Friday, December 7, 2007

Why, exactly, are Democrats so eager to resign themselves to the inevitability of Hillary Clinton's victory in the Democratic presidential primary? Certainly, the media's done a fantastic job of convincing voters on both sides of the aisle that Clinton's coronation as the Democrats go-to-girl in 2008 is a foregone conclusion. The Republican candidates continually reinforce this notion by invoking the much-reviled Senator's name at every given opportunity. (With the G.O.P. in tatters, Clinton bashing remains one of the Republicans' few unifying activities.)

In this sense, the enthusiasm with which Giuliani, Romney and company have embraced Clinton's candidacy is understandable; she still mobilizes the G.O.P.'s dangerously immobile base. Conversely, Democrats are much less invigorated by the prospect of Hillary's nomination, but the desire to reclaim the White House is overpowering. Clinton's national stature, centrist platform and her seemingly endless trove of campaign finance treasures make Clinton appear unstoppable.

Of course, Mr. Clinton is helping, not hurting, Hillary's case for the presidency. Nostalgia for the 90s economic boom is powerful currency as the fallout from the sub-prime mortgage crisis portends a recession, and in comparison to the debacle in Iraq, most Americans would welcome the return of Bill's sexual bloopers. Cigars and semen-stained dresses are preferable to political paralysis.

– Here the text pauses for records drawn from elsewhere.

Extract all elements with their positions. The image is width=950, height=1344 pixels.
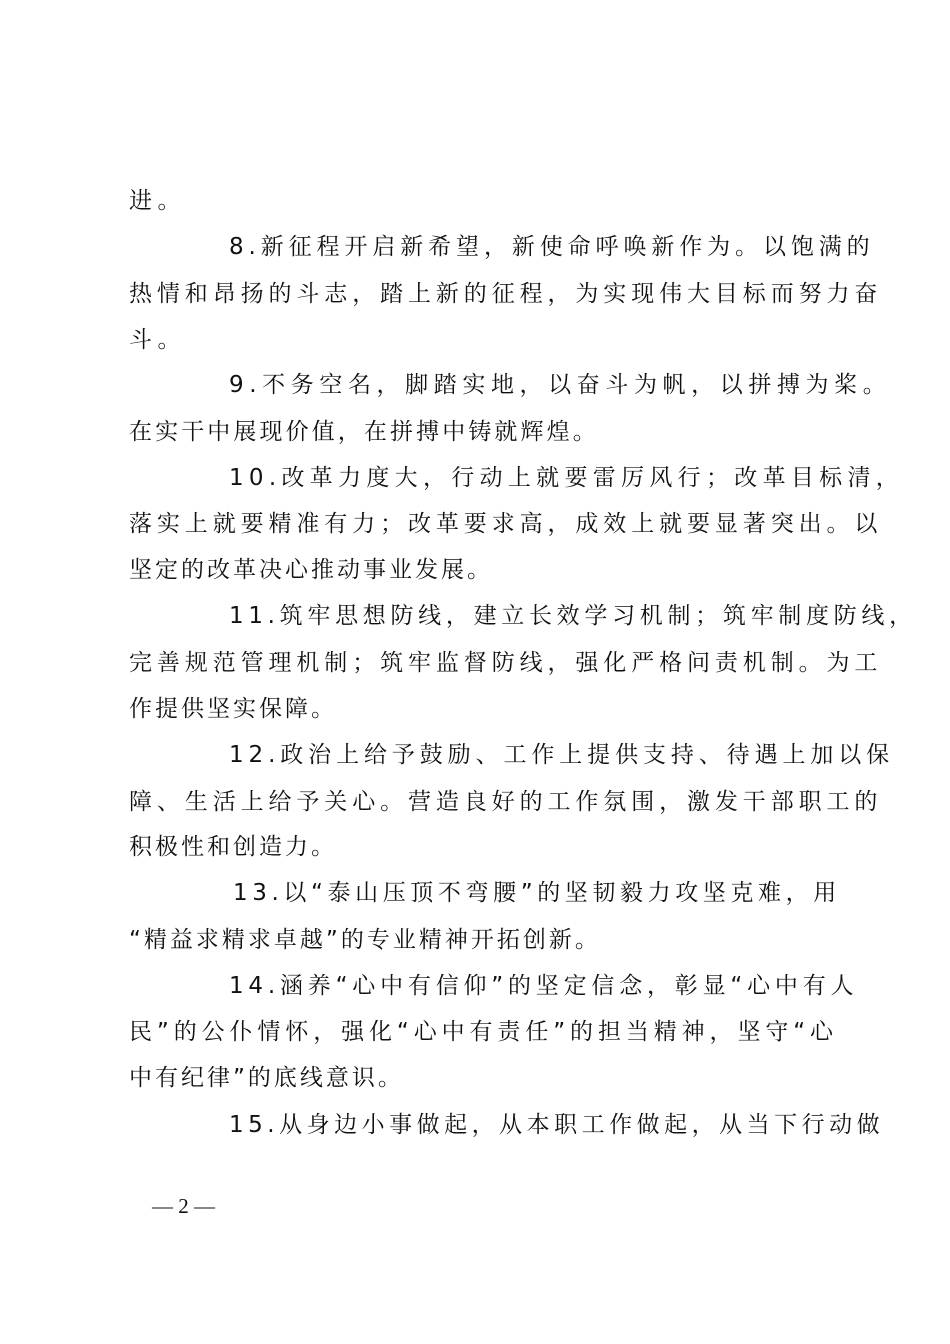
item-8-line-2: 热情和昂扬的斗志，踏上新的征程，为实现伟大目标而努力奋 [129, 281, 883, 307]
item-8-line-1: 8.新征程开启新希望，新使命呼唤新作为。以饱满的 [229, 234, 875, 260]
item-12-line-3: 积极性和创造力。 [129, 834, 337, 860]
item-13-line-1: 13.以“泰山压顶不弯腰”的坚韧毅力攻坚克难，用 [233, 880, 841, 906]
item-12-line-1: 12.政治上给予鼓励、工作上提供支持、待遇上加以保 [229, 742, 895, 768]
item-9-line-2: 在实干中展现价值，在拼搏中铸就辉煌。 [129, 419, 599, 445]
item-9-line-1: 9.不务空名，脚踏实地，以奋斗为帆，以拼搏为桨。 [229, 372, 892, 398]
item-11-line-3: 作提供坚实保障。 [129, 696, 337, 722]
page-number: — 2 — [152, 1194, 215, 1218]
item-14-line-2: 民”的公仆情怀，强化“心中有责任”的担当精神，坚守“心 [129, 1019, 838, 1045]
item-10-line-1: 10.改革力度大，行动上就要雷厉风行；改革目标清， [229, 465, 905, 491]
text-line-1: 进。 [129, 188, 186, 214]
item-11-line-1: 11.筑牢思想防线，建立长效学习机制；筑牢制度防线， [229, 603, 917, 629]
item-10-line-3: 坚定的改革决心推动事业发展。 [129, 557, 493, 583]
item-11-line-2: 完善规范管理机制；筑牢监督防线，强化严格问责机制。为工 [129, 650, 883, 676]
item-8-line-3: 斗。 [129, 327, 186, 353]
item-10-line-2: 落实上就要精准有力；改革要求高，成效上就要显著突出。以 [129, 511, 883, 537]
item-15-line-1: 15.从身边小事做起，从本职工作做起，从当下行动做 [229, 1112, 885, 1138]
item-12-line-2: 障、生活上给予关心。营造良好的工作氛围，激发干部职工的 [129, 789, 883, 815]
item-14-line-1: 14.涵养“心中有信仰”的坚定信念，彰显“心中有人 [229, 973, 859, 999]
item-14-line-3: 中有纪律”的底线意识。 [129, 1065, 404, 1091]
item-13-line-2: “精益求精求卓越”的专业精神开拓创新。 [129, 927, 601, 953]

But the supposed "inevitability" and "invincibility of Clinton's nomination is illusory. From the outset of the primary process, influential Democratic donors rebuffed Clinton's advances and looked to invest their money elsewhere. Barack Obama, for instance, has kept pace with Clinton's fundraising, and he's also collected from a wider base of donors. And while Clinton's dominance in national polls is noteworthy, it masks the polarizing character of her candidacy and the extent to which she alienates crucial swing voters.

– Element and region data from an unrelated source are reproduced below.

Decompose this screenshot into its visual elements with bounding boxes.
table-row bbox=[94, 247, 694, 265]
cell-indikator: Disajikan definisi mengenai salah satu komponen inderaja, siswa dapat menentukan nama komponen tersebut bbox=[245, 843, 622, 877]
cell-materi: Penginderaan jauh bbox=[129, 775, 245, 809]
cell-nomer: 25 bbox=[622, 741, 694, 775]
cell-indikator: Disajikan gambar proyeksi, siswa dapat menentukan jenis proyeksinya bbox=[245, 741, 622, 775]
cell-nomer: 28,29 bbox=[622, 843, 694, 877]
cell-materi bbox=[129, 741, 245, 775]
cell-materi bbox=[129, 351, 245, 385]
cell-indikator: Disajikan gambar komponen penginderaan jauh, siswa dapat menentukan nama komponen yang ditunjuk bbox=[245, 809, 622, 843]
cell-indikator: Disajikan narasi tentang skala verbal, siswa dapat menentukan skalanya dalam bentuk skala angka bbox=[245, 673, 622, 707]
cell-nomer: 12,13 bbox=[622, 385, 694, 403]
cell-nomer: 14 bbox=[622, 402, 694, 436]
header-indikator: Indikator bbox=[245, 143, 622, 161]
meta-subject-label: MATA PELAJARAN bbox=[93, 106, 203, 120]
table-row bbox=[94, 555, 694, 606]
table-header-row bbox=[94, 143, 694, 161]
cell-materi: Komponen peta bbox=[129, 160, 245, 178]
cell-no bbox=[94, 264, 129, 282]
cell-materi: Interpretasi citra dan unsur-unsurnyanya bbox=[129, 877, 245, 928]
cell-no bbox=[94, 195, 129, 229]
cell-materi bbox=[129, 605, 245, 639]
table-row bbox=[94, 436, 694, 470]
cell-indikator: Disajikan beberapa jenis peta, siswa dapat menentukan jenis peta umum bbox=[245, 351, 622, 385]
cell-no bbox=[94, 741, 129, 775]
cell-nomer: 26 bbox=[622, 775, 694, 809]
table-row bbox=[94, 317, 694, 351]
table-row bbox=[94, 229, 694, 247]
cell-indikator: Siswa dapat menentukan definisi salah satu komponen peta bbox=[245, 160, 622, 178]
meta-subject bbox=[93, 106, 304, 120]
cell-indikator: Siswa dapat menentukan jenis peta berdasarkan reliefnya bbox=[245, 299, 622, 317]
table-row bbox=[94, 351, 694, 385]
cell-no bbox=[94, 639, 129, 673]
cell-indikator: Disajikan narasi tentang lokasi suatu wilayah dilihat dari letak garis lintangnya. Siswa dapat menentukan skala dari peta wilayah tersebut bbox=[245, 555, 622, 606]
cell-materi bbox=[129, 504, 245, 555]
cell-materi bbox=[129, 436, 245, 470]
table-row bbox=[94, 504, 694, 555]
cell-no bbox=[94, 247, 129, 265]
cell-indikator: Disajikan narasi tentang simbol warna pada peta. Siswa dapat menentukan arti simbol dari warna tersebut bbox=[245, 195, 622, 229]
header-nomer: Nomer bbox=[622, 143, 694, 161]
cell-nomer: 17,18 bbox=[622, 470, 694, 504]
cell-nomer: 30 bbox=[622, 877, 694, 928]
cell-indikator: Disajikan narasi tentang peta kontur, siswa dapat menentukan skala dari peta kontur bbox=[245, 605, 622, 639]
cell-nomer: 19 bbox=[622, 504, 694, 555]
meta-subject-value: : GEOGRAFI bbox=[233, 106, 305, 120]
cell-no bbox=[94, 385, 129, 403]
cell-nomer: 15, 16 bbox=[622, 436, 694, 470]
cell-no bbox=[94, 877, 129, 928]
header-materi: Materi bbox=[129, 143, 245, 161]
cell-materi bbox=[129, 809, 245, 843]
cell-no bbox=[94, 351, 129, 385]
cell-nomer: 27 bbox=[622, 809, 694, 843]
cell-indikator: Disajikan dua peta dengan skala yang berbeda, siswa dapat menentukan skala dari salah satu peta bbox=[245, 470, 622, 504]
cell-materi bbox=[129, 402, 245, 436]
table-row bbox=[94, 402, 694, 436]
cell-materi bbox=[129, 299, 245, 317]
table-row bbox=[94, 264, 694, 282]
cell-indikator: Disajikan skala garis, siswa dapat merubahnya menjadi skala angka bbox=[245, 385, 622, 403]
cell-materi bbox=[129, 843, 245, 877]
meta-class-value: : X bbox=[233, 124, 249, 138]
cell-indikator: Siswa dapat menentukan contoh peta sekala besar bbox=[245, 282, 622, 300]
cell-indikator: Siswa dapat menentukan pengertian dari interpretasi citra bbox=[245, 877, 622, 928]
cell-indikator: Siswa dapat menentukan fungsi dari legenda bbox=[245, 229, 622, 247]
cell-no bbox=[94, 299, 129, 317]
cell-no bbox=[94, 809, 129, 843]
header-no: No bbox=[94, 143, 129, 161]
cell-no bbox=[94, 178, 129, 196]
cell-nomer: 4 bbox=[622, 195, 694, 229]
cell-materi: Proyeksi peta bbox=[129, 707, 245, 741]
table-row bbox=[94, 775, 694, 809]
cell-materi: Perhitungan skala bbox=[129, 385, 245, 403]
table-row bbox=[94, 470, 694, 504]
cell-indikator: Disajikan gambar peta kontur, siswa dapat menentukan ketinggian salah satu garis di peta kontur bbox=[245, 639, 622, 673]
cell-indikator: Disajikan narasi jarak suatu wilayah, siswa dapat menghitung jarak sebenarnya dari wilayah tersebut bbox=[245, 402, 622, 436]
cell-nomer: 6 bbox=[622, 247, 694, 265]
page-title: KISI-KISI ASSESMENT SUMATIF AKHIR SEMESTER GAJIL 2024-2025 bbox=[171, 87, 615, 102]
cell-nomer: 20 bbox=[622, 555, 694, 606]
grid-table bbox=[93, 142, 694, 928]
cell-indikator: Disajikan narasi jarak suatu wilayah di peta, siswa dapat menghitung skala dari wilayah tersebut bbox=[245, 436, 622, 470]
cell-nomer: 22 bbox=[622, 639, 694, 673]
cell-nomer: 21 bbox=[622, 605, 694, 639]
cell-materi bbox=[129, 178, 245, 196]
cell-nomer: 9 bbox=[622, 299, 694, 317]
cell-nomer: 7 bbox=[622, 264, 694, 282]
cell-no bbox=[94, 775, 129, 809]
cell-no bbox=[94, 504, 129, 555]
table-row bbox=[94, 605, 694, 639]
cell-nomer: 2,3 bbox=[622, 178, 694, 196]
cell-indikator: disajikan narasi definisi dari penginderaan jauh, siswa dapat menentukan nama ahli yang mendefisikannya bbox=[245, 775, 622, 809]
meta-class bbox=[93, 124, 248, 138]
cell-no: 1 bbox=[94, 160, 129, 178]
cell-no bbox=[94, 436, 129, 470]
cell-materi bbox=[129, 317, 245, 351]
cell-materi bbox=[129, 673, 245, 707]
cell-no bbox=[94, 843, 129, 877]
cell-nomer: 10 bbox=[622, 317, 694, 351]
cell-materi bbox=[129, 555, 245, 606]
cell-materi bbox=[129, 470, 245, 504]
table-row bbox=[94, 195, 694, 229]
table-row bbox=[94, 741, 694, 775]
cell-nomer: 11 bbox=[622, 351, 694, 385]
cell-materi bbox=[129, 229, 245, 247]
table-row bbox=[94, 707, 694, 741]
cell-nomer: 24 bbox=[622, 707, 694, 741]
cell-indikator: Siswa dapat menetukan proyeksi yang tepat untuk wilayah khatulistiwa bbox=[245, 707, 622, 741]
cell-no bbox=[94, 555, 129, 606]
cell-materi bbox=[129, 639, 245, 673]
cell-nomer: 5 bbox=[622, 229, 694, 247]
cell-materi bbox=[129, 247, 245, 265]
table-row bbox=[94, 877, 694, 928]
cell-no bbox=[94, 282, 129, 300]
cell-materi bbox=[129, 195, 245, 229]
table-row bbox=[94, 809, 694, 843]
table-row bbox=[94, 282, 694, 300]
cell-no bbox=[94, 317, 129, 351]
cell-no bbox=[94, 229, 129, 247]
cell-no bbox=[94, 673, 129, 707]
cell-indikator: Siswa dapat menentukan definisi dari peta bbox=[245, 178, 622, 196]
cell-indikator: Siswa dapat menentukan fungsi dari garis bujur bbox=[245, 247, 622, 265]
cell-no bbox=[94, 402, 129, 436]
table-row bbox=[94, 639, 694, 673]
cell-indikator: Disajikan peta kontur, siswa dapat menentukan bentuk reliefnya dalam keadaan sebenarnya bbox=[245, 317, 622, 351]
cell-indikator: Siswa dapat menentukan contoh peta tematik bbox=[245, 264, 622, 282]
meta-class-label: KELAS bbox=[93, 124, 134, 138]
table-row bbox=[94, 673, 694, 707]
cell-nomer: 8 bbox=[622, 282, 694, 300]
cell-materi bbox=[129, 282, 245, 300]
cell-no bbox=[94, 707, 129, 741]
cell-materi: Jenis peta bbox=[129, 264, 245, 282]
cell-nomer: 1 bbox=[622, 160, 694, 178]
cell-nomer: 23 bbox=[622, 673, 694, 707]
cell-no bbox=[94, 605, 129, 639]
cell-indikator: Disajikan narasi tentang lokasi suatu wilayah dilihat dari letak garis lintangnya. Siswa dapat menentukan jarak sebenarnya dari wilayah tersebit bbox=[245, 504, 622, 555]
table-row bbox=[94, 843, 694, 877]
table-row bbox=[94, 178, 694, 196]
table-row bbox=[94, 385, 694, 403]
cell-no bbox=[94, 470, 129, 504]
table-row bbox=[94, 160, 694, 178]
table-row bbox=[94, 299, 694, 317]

The drawbacks to Clinton's nomination are numerous and well documented. Still, her numbers remain strong, and most Democrats seem unwilling to consider the possibility that the secondary front-runners - especially Obama - will overtake her in the primary.

Why? It boils down to perception. As Andrew Sullivan points out in The Atlantic, the media creates a "campaign narrative" in the run-up to any presidential election. Since this primary season started so early, each candidate's role is well-defined: Edwards plays the raving populist, Obama dazzles as the youthful idealist and Clinton is the experienced "machine" grinding her way toward victory. Journalists and pundits continually characterize her campaign as "textbook-perfect," "precise" and "exacting" - and Democrats are buying it. In 2004, the party made the same mistake. John Kerry's moribund candidacy inexplicably rebounded on the strength of his military background. How, everyone asked, could Republicans castigate this guy as soft on terror? He's got three purple hearts! Democrats threw their hat in with Kerry not because they believed he was the man best suited for the job, but because they though other people would vote for him.

It was a bad bet then, and it's a bad bet now. Kerry's candidacy felt funny, and Democrats ignored their skepticism and hoped that other people would find Kerry convincing. If Democrats capitulate to the notion that Hillary is an unfortunate - but necessary - inevitability, the same faulty logic that led to Kerry's crippled candidacy will strike again, with equally atrocious results. Hillary's not inevitable - thankfully, she's avoidable.